The set [1,2,3,…,n] contains a total of n! unique permutations.

By listing and labeling all of the permutations in order,
We get the following sequence (ie, for n = 3):

1. "123"
2. "132"
3. "213"
4. "231"
5. "312"
6. "321"

Given n and k, return the kth permutation sequence.

Note: Given n will be between 1 and 9 inclusive.

Solution 1: the kth number is a0,a1,a2..an-1; the weight for a0 is (n-1)!, a1 is (n-2)! ...an-1 is 0!. When build the result, each time select the num from the list of nums remaining and in order. The selection is based on how many time of the weight.

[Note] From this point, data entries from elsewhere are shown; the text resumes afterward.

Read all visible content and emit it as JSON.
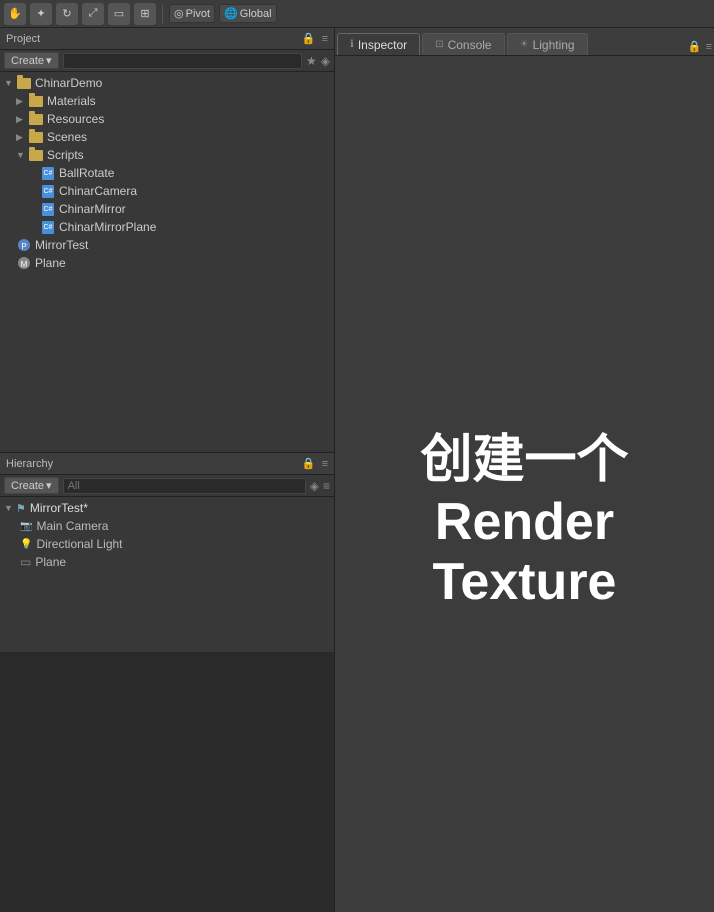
{
  "toolbar": {
    "tools": [
      "hand",
      "move",
      "rotate",
      "scale",
      "rect",
      "transform"
    ],
    "pivot_label": "Pivot",
    "global_label": "Global"
  },
  "project_panel": {
    "title": "Project",
    "create_label": "Create",
    "search_placeholder": "",
    "tree": [
      {
        "type": "folder",
        "label": "ChinarDemo",
        "depth": 0,
        "expanded": true
      },
      {
        "type": "folder",
        "label": "Materials",
        "depth": 1,
        "expanded": false
      },
      {
        "type": "folder",
        "label": "Resources",
        "depth": 1,
        "expanded": false
      },
      {
        "type": "folder",
        "label": "Scenes",
        "depth": 1,
        "expanded": false
      },
      {
        "type": "folder",
        "label": "Scripts",
        "depth": 1,
        "expanded": true
      },
      {
        "type": "script",
        "label": "BallRotate",
        "depth": 2
      },
      {
        "type": "script",
        "label": "ChinarCamera",
        "depth": 2
      },
      {
        "type": "script",
        "label": "ChinarMirror",
        "depth": 2
      },
      {
        "type": "script",
        "label": "ChinarMirrorPlane",
        "depth": 2
      },
      {
        "type": "prefab",
        "label": "MirrorTest",
        "depth": 0
      },
      {
        "type": "mesh",
        "label": "Plane",
        "depth": 0
      }
    ]
  },
  "hierarchy_panel": {
    "title": "Hierarchy",
    "create_label": "Create",
    "search_placeholder": "All",
    "scene": "MirrorTest*",
    "items": [
      {
        "label": "Main Camera",
        "type": "camera"
      },
      {
        "label": "Directional Light",
        "type": "light"
      },
      {
        "label": "Plane",
        "type": "mesh"
      }
    ]
  },
  "tabs": {
    "inspector": {
      "label": "Inspector",
      "active": true
    },
    "console": {
      "label": "Console",
      "active": false
    },
    "lighting": {
      "label": "Lighting",
      "active": false
    }
  },
  "main_text": "创建一个Render Texture"
}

Code as below:

 public class Solution {  
   public String getPermutation(int n, int k) {  
     if (n<1 || k<1) return "";  
     List<Integer> nums=new LinkedList<>();//put all avalibale nums in a list  
     for (int i=1; i<=n; i++) nums.add(i);  
     int[] p=new int[n+1]; //store p[i]=i!, so do not need repeate calculation  
     for (int i=0; i<=n; i++) {  
       if (i==0) p[i]=1;  
       else p[i]=i*p[i-1];  
     }  
     k--; k%=p[n];  
     StringBuilder res=new StringBuilder();  
     for (int i=n-1; i>=0; i--) {  
       int num=nums.get(k/p[i]);  
       res.append(String.valueOf(num));  
       nums.remove(new Integer(num));//remove the num object not index  
       k=k%p[i];  
     }  
     return res.toString();  
   }  
 }